You can define query filters with:
query.match(<expression>)
ImageSampleField.<field_name> <operator> <value> syntax can be used. Available field names can be seen in ImageSampleField.
from lightly_studio.core.dataset_query import ImageSampleField
# Ordinal fields: <, <=, >, >=, ==, !=
expr = ImageSampleField.height >= 10 # All samples with images that are taller than 9 pixels
expr = ImageSampleField.width == 10 # All samples with images that are exactly 10 pixels wide
expr = ImageSampleField.created_at > datetime # All samples created after datetime (actual datetime object)
# String fields: ==, !=
expr = ImageSampleField.file_name == "some" # All samples with "some" as file name
expr = ImageSampleField.file_path_abs != "other" # All samples that are not having "other" as file_path
# Tags: contains()
expr = ImageSampleField.tags.contains("dog") # All samples that contain the tag "dog"
# Assign any of the previous expressions to a query:
query.match(expr)
The filtering on individual fields can flexibly be combined to create more complex match expression. For this, the boolean operators AND, OR, and NOT are available.
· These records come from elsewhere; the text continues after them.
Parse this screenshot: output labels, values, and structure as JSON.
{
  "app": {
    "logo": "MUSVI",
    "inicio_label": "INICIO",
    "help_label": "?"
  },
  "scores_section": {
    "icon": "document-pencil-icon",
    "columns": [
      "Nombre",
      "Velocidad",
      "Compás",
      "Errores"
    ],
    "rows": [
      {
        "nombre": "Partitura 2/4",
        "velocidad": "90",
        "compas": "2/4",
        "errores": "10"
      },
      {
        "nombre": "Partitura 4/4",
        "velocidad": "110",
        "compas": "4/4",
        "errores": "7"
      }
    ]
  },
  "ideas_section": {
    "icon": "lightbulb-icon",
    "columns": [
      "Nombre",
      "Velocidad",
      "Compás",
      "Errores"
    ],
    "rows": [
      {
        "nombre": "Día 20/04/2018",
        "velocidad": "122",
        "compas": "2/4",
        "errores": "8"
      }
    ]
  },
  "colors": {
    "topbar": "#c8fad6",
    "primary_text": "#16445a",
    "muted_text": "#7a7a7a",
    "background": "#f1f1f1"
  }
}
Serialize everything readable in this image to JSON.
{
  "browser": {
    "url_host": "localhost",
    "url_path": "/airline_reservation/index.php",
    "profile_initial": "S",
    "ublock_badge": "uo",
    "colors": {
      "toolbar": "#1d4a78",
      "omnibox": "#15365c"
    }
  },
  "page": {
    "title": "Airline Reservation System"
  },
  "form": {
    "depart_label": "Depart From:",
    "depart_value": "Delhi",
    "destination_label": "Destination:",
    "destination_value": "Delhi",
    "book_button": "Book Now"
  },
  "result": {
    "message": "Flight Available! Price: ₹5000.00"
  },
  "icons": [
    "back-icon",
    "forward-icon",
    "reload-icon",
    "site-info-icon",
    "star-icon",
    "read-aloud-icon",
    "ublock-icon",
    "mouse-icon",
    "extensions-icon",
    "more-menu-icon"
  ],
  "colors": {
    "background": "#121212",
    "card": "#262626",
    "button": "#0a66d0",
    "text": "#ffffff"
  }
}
Boolean operators can arbitrarily be nested.
from lightly_studio.core.dataset_query import AND, OR, NOT, ImageSampleField
# All samples with images that are between 10 and 20 pixels wide
expr = AND(
ImageSampleField.width > 10,
ImageSampleField.width < 20
)
# All samples with file names that are either "a" or "b"
expr = OR(
ImageSampleField.file_name == "a",
ImageSampleField.file_name == "b"
)
# All samples which do not contain a tag "dog"
expr = NOT(ImageSampleField.tags.contains("dog"))
# All samples for a nested expression
expr = OR(
ImageSampleField.file_name == "a",
ImageSampleField.file_name == "b",
AND(
ImageSampleField.width > 10,
ImageSampleField.width < 20,
NOT(
ImageSampleField.tags.contains("dog")
),
),
)
# Assign any of the previous expressions to a query:
query.match(expr)
Setting the sorting of a query can be done by
query.order_by(<expression>)
The order expression can be defined by OrderByField(ImageSampleField.<field_name>).<order_direction>().
from lightly_studio.core.dataset_query import OrderByField, ImageSampleField
# Sort the query by the width of the image in ascending order
expr = OrderByField(ImageSampleField.width)
expr = OrderByField(ImageSampleField.width).asc()
# Sort the query by the file name in descending order
expr = OrderByField(ImageSampleField.file_name).desc()
# Assign any of the previous expressions to a query:
query.order_by(expr)
Setting the slicing of a query can be done by:
query.slice(<offset>, <limit>)
# OR
query[<offset>:<stop>]
# Slice 2:5
query.slice(offset=2, limit=3)
query[2:5]
# Slice :5
query.slice(limit=5)
query[:5]
# Slice 5:
query.slice(offset=5)
query[5:]
For more details, see the API reference of DatasetQuery.